Pelican 4.5+ auto-discovers namespace plugins — no changes to pelicanconf.py are needed.
Optional config
If wavedrom-cli is not on your PATH during the build (e.g. in a CI environment), set its full path in pelicanconf.py:
WAVEDROM_CLI = '/opt/homebrew/bin/wavedrom-cli'
Using it in a post
Write a fenced code block with the language set to wavedrom:
```wavedrom
{ "signal": [
{ "name": "CLK", "wave": "p.....|..." },
{ "name": "Data", "wave": "x.345x|=.x", "data": ["head", "body", "tail", "data"] },
{ "name": "Request", "wave": "0.1..0|1.0" }
]}
```
At build time (make html or make github) this becomes an SVG embedded in the page:
If wavedrom-cli is not found or rendering fails, the block falls back to a fenced json block — the post still builds, you just see the raw JSON instead of a diagram.
The Claude Code skill
The skill lives at ~/.claude/skills/wavedrom/SKILL.md. Claude Code auto-discovers skills from ~/.claude/skills/ and loads them on demand.

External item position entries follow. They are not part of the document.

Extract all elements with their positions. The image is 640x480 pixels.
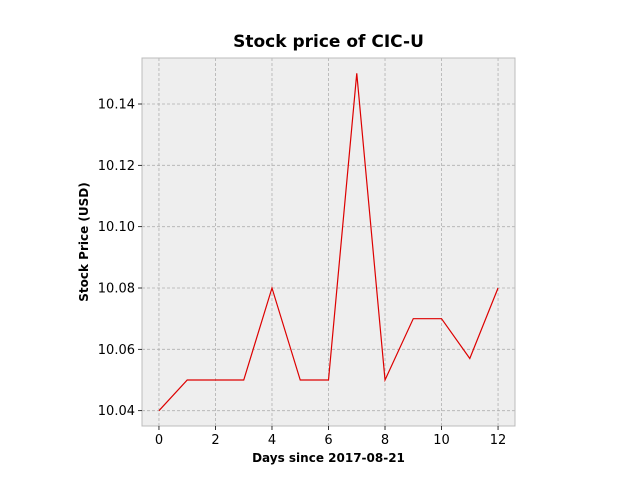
y-tick-label: 10.10 [98, 220, 135, 235]
x-tick-label: 12 [490, 433, 507, 448]
y-tick-label: 10.04 [98, 404, 135, 419]
x-axis-label: Days since 2017-08-21 [252, 451, 405, 465]
y-tick-label: 10.08 [98, 282, 135, 297]
x-tick-label: 0 [155, 433, 163, 448]
chart-title: Stock price of CIC-U [233, 32, 424, 52]
y-tick-label: 10.06 [98, 343, 135, 358]
x-tick-label: 6 [324, 433, 332, 448]
series-line [158, 73, 499, 412]
y-tick-label: 10.12 [98, 159, 135, 174]
y-tick-label: 10.14 [98, 98, 135, 113]
series-layer [158, 73, 499, 412]
axis-ticks: 0 2 4 6 8 10 12 10.04 10.06 10.08 10.10 10.12 10.14 [98, 98, 507, 449]
grid [142, 58, 515, 426]
x-tick-label: 4 [268, 433, 276, 448]
x-tick-label: 10 [433, 433, 450, 448]
x-tick-label: 8 [381, 433, 389, 448]
y-axis-label: Stock Price (USD) [77, 182, 91, 301]
x-tick-label: 2 [211, 433, 219, 448]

The skill triggers automatically when you describe anything related to timing diagrams, waveforms, or digital protocols — SPI, I2C, UART, AXI handshakes, clock enables, request/acknowledge patterns. You describe the signals in plain English; Claude generates the WaveJSON.
The skill includes:
- The full WaveJSON wave-character reference (
p,n,0,1,x,z,.,=,2–9,|) - Signal properties (
phase,period,node) - Top-level properties (
edge,config,head,foot) - Group and spacer syntax
- Edge annotation syntax for timing arrows between signals
- Common patterns: SPI transactions, request/acknowledge handshakes, clock-with-enable, grouped signals
Example workflow
Describe the protocol:
"Draw an I2C start condition followed by a 7-bit address byte with ACK"

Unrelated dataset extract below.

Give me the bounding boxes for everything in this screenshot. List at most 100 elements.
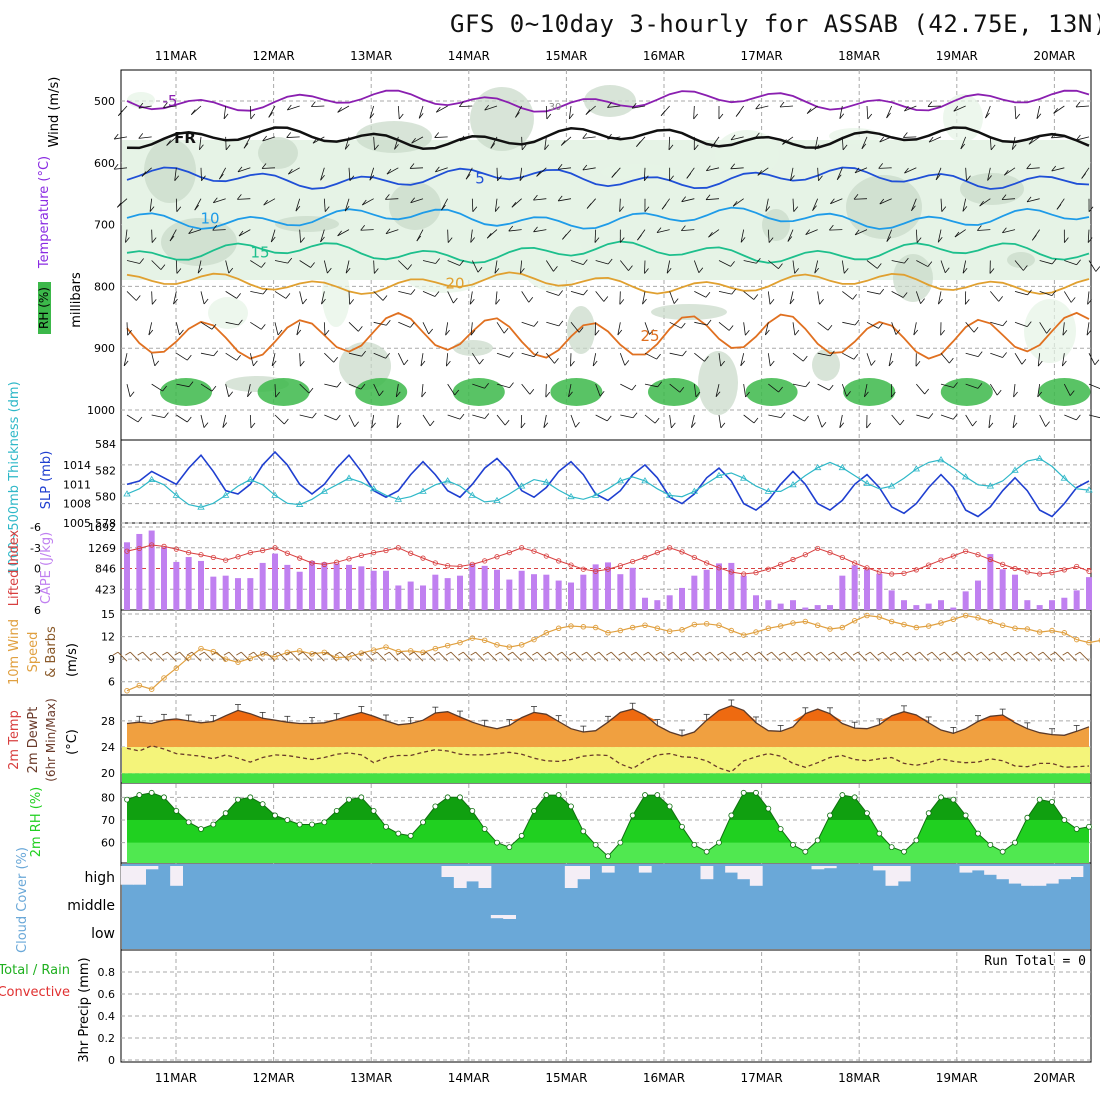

Claude generates the WaveJSON and explains the timing. Because the skill outputs a wavedrom fenced block (not just JSON), you can paste it directly into a blog post and the Pelican plugin renders it automatically.
WaveJSON quick reference
The wave string for each signal is a sequence of characters:
| Char | Meaning |
|---|---|
p / n |
Positive / negative clock (with tick mark) |
0 / 1 |
Logic low / high |
x |
Unknown / undefined |
z |
High impedance |
. |
Continue previous state |
= |
Multi-bit data (label from data array) |
2–9 |
Coloured data states |
\| |
Gap / break in time axis |
A minimal diagram:
An SPI transaction with chip select:
A request/acknowledge handshake with an edge annotation showing propagation delay:
Project structure
~/Code/
├── morganp.github.io/ # blog source (main branch)
│ └── content/images/wavedrom/ # SVG cache (persists across make clean)
└── pelican-wavedrom/ # github.com/morganp/pelican-wavedrom
└── pelican/plugins/wavedrom_generator/
├── __init__.py # plugin entry point, signal registration
└── preprocessor.py # Markdown extension + preprocessor
~/.claude/skills/
└── wavedrom/
└── SKILL.md # Claude Code skill definition
The combination is useful for hardware documentation: describe a protocol in English, get WaveJSON from Claude, drop the block into a post, and the plugin renders it at build time. No manual JSON editing, no copy-pasting between browser tabs.
The same skill format is used by the Verilog lint skill — describe a module, get generated RTL, and the lint loop validates it automatically.